AWS Security Hub begins to solve the “feature glut” problem of the ever-growing Amazon services collection. One reason organizations suffer from data exploits is NOT because they lack monitoring information with events and alerts – it is because they have TOO many events and alerts. Security Hub appears that it will provide an encompassing overview of outputs coming from AWS GuardDuty, Inspector and Macie. Each of these has a rich set of features for your cloud deployments – running all three of them independently could be a bit overwhelming.

At Cohesive we have previously highlighted the world we are entering where the critical IT executive decision is “all-in vs. over-the-top”, meaning where on the spectrum of using cloud, AWS for example, do you position your organization? Do you go “all-in” on embedded AWS services which provide abstracted visibility and limited control – or do you go “over-the-top” and run many of your own layers of infrastructure and instrumentation, strung across AWS, Azure, Google, For the “all-in” crowd we think Security Hub may make consuming some of these services easier.

Global Accelerator (GA)

What is it?
A service to help customers easily route traffic across multiple regions to improve availability and performance of cloud-based applications/deployments. Global Accelerator provides an entry point to allow TCP or UDP traffic to use the AWS Global Network to reach AWS deployed application topologies instead of the Public Internet. Global Accelerator provides static Anycast IPs that serve as a fixed entry point for an AWS deployed application available in any number of the currently support regions (us-east-1, us-east-2, us-west-1, us-west-2, eu-west-1, eu-central-1, ap-northeast-1, and ap-southeast-1). The Anycast IPs are advertised from the supported AWS regions so traffic enters the global network as cloud to the uses as possible. Global Accelerator can then be associated with cloud-based applications via application load balancers, network load balancers, or Elastic IPs. In addition to data transfer fees Global Accelerator costs $0.025 per hour.

Why it matters?
Other than the obvious HA and performance benefits, the big theme from this and Transit Gateway is coalescence. Clouds and cloud regions were built to be isolated by design. Increasingly as companies a have grown in the cloud organically or via acquisition, organization cloud estates have experienced sprawl. Providing avenues to bring the regions “closer together” while maintaining the logical separation is a key value for many of AWS’ largest customers.

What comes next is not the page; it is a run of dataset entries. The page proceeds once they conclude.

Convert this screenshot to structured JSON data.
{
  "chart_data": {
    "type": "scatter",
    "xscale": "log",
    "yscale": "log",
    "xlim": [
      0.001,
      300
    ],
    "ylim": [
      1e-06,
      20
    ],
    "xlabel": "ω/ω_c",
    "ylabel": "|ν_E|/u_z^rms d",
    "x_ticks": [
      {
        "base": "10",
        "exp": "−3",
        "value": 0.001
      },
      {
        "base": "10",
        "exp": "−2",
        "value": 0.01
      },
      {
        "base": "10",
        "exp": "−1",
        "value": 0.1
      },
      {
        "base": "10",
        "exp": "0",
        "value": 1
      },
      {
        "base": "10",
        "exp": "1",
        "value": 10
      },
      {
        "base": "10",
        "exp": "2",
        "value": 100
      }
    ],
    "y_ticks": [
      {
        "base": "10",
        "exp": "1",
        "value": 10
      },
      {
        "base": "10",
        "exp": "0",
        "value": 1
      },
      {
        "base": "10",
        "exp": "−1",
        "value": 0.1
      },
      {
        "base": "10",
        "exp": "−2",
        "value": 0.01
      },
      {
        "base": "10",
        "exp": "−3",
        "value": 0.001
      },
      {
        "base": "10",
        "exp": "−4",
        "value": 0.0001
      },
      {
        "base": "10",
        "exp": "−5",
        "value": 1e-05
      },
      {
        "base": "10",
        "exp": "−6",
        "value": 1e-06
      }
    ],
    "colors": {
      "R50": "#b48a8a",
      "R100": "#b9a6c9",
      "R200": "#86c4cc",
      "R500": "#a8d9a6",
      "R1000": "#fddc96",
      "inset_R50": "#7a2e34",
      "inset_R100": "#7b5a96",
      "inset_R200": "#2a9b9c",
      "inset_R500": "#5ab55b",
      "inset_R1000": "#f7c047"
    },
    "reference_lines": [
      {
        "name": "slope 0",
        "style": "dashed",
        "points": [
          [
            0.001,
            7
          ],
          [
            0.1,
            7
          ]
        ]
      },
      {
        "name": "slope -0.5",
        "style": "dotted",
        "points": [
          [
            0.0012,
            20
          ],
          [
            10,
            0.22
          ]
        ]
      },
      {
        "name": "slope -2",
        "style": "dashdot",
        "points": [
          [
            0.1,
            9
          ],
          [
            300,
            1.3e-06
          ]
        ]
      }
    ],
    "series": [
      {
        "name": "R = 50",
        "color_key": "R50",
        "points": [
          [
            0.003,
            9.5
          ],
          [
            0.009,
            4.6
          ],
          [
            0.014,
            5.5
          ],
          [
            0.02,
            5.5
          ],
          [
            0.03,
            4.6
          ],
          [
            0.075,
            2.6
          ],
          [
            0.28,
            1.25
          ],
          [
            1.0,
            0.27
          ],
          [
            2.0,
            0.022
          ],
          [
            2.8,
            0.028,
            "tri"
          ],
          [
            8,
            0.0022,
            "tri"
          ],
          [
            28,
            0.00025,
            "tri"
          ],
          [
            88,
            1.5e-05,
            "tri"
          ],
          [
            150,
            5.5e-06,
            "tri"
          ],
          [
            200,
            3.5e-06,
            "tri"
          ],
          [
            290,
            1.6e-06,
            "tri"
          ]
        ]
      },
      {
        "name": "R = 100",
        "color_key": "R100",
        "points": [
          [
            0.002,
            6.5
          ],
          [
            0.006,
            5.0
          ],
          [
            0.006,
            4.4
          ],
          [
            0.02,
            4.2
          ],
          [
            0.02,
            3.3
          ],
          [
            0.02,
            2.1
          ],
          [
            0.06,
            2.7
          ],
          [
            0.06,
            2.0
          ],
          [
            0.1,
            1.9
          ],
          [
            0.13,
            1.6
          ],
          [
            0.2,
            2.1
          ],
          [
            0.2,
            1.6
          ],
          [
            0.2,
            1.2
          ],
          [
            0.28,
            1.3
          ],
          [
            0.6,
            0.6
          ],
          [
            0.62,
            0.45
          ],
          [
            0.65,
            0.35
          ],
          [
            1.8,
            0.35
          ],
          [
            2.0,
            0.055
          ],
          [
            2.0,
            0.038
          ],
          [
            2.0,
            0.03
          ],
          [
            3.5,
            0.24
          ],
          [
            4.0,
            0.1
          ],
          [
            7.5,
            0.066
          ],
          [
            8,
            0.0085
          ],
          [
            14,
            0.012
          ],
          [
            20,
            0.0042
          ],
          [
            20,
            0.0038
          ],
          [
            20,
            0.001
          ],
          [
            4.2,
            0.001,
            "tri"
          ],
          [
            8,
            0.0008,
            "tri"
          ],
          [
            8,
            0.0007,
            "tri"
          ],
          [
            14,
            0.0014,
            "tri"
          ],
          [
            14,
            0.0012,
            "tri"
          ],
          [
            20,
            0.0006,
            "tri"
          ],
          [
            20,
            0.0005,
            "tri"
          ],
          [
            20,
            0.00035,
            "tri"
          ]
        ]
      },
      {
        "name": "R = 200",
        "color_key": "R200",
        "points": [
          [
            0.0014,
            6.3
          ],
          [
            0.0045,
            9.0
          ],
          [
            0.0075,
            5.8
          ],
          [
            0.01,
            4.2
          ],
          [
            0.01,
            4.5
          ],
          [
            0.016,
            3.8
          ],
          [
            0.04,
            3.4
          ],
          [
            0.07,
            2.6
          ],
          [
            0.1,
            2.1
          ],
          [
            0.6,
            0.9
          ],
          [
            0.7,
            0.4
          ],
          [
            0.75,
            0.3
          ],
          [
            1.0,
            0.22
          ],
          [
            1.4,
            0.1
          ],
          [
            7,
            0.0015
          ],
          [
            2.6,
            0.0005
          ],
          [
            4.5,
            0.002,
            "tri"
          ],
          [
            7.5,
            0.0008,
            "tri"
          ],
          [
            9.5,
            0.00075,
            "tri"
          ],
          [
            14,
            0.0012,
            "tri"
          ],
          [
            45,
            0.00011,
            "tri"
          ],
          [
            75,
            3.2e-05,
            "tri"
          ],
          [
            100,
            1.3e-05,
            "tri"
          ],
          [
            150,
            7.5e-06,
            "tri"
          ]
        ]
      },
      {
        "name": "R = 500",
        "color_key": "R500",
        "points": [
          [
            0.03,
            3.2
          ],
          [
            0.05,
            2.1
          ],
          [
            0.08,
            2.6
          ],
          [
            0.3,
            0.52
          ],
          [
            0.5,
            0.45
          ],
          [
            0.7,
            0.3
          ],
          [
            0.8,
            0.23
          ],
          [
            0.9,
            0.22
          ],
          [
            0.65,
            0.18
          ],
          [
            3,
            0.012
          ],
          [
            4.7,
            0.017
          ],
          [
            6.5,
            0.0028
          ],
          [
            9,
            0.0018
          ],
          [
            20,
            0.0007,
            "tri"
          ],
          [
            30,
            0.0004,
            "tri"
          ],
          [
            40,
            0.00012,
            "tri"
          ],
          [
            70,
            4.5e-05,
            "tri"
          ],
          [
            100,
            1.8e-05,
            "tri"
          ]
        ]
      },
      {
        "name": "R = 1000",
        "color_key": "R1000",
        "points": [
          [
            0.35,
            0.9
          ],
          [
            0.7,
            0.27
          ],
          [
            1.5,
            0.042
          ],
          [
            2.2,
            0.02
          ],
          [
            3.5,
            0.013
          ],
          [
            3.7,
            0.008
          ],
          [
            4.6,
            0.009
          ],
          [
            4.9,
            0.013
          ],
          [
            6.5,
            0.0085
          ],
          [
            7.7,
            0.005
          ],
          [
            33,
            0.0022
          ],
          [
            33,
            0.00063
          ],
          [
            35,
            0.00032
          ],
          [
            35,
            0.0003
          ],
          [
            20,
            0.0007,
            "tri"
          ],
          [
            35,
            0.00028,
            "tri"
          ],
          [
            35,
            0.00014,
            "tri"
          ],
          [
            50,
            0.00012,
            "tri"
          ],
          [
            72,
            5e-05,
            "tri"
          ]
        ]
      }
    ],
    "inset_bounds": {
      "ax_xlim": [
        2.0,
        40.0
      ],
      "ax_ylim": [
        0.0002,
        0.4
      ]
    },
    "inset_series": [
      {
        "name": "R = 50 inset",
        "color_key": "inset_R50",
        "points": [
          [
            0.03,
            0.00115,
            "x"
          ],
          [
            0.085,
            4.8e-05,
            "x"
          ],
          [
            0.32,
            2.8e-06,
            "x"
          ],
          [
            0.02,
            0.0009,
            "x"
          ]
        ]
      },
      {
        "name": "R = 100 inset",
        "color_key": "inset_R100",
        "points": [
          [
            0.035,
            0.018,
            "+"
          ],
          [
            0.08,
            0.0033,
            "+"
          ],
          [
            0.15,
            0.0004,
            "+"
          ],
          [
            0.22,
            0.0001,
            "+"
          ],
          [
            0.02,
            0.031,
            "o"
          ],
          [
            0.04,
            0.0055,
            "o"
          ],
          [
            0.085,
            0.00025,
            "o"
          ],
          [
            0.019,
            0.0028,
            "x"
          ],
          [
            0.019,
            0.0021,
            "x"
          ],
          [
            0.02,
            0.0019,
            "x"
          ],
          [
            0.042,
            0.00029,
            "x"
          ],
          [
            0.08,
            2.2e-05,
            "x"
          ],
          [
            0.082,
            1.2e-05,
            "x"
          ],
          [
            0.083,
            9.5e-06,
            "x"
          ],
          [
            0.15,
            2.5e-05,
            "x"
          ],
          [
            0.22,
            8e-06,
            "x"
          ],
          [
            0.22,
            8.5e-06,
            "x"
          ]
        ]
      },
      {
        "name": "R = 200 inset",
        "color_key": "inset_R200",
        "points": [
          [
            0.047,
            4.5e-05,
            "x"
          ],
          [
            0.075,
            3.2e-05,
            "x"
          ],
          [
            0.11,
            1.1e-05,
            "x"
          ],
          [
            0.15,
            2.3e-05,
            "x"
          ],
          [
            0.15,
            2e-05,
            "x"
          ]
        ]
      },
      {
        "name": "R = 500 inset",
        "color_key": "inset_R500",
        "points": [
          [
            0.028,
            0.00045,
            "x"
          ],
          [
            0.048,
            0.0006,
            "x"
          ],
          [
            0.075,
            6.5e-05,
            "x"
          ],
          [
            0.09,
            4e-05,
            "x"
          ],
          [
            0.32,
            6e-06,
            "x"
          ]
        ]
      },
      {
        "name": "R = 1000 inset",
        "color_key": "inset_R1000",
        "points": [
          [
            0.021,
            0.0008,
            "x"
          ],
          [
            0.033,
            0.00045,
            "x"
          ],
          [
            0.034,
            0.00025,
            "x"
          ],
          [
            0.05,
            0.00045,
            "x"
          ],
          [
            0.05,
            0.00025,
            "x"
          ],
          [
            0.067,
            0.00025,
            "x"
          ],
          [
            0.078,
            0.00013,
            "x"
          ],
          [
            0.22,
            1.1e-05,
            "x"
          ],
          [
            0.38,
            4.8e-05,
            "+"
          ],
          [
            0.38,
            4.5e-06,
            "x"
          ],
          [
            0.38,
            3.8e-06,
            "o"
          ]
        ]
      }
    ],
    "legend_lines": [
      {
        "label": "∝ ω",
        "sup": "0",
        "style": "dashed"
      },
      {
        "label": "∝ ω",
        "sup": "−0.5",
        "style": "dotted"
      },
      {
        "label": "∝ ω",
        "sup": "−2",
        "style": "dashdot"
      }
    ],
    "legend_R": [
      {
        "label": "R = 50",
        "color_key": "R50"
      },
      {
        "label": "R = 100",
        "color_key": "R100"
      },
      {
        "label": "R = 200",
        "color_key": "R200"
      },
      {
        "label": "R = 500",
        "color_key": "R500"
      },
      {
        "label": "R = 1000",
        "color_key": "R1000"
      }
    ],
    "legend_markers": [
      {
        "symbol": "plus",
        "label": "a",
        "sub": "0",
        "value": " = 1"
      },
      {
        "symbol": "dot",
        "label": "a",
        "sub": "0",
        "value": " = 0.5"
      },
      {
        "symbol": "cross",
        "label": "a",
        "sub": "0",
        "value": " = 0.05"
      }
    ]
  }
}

We continue to experiment how our customers might benefit from using the Anycast IPs as static global cloud endpoint IPs for VPN connections and well as distributed and encrypted overlay networks.

EC2 C5n (GA)

What is it?
A new generation instance family focused on super fast networks speeds up to 100 Gbps. These new instances use the latest nitro hardware and allow for some serious packets per second performance. The instances sizes are available now in us-east-1, us-east-2, us-east-2, eu-west-1, and govcloud. Prices start Read more about the C5n instance family.

Why it matters?
We are getting a glimpse of the future of cloud network performance and throughput. Eliminating the current VPC gateway throughput restrictions will open up more use-cases for the cloud. Total throughput for VNS3 controller just increased dramatically. Of course there are some restrictions (see placement groups) but it’s always exciting when you get a bandwidth upgrade. Maybe AWS will soon host the first cloud-based high speed low latency trading app?